Under the California Financial Code, no person shall, directly or indirectly, acquire control of a California state bank or its holding company unless the California Department of Business Oversight has approved such acquisition of control. A person would be deemed to have acquired control of the Company if such person, directly or indirectly, has the power (i) to vote 25% or more of the voting power of the Company or (ii) to direct or cause the direction of the management and policies of the Company. For purposes of this law, a person who directly or indirectly owns or controls 10% or more of our outstanding common stock would be presumed to control the Company.

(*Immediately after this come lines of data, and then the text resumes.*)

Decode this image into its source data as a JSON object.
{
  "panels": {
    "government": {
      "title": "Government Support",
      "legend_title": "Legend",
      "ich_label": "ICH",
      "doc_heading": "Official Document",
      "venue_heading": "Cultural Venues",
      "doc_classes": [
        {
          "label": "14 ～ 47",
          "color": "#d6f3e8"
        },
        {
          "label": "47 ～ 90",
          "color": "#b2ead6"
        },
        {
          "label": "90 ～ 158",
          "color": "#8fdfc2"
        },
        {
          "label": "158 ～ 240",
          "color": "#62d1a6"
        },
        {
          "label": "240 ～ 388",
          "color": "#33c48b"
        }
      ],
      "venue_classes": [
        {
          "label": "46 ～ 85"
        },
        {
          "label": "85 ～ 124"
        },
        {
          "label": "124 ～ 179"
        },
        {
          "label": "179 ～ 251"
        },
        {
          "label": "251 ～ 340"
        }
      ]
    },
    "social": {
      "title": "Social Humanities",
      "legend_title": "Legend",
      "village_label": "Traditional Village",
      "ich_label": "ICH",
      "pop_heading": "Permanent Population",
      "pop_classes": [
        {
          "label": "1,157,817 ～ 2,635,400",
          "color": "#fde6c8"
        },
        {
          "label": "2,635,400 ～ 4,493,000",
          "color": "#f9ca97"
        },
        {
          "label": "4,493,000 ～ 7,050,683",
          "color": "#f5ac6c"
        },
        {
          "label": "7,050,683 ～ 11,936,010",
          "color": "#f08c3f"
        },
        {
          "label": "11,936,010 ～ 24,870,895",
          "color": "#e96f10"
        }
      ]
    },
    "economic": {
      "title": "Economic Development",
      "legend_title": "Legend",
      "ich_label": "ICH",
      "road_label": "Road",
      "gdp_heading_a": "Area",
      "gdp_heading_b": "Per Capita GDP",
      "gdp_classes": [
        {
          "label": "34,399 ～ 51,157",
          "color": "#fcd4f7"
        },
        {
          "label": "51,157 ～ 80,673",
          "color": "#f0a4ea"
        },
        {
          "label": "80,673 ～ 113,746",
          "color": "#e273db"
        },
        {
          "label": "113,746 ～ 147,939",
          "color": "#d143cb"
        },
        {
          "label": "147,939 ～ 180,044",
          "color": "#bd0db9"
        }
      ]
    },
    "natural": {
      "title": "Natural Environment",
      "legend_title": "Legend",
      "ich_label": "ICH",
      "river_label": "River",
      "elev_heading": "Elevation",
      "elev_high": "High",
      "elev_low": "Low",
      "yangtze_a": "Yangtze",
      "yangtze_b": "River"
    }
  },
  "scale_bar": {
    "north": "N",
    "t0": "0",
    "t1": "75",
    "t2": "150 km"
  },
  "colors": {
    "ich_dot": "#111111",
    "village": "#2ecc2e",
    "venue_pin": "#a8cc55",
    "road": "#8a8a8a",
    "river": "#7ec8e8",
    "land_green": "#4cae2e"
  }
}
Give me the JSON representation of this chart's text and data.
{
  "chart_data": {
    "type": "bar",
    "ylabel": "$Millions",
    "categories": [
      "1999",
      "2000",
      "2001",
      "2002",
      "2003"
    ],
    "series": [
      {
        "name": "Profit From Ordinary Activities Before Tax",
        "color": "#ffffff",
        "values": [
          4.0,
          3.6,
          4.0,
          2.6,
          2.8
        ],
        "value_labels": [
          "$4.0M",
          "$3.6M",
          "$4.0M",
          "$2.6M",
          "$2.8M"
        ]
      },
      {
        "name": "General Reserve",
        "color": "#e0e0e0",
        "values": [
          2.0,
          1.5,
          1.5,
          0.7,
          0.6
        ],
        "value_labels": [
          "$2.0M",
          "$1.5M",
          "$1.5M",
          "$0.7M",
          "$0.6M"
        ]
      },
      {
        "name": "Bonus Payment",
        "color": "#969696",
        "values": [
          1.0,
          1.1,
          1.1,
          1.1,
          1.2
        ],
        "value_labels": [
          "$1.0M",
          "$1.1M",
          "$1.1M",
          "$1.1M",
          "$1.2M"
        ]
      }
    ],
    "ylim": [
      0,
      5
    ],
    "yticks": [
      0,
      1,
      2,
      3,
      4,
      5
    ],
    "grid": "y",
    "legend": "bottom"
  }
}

The Bank Holding Company Act of 1956, as amended, generally would prohibit any company that is not engaged in financial activities and activities that are permissible for a bank holding company or a financial holding company from acquiring control of the Company. “Control” is generally defined as ownership of 25% or more of the voting stock or other exercise of a controlling influence. In addition, any existing bank holding company would need the prior approval of the Federal Reserve before acquiring 5% or more of our voting stock. The Change in Bank Control Act of 1978, as amended, prohibits a person or group of persons from acquiring control of a bank holding company unless the Federal Reserve has been notified and has not objected to the transaction. Under a rebuttable presumption established by the Federal Reserve, the acquisition of 10% or more of a class of voting stock of a bank holding company with a class of securities registered under Section 12 of the Exchange Act, such as the Company, could constitute acquisition of control of the bank holding company.
The foregoing provisions of California and federal law could make it more difficult for a third party to acquire a majority of our outstanding voting stock, by discouraging a hostile bid, or delaying, preventing or deterring a merger, acquisition or tender offer in which our shareholders could receive a premium for their shares, or effect a proxy contest for control of our company or other changes in our management.
Our Common Stock is listed for trading on the NASDAQ Global Select Market under the trading symbol “HTBK.”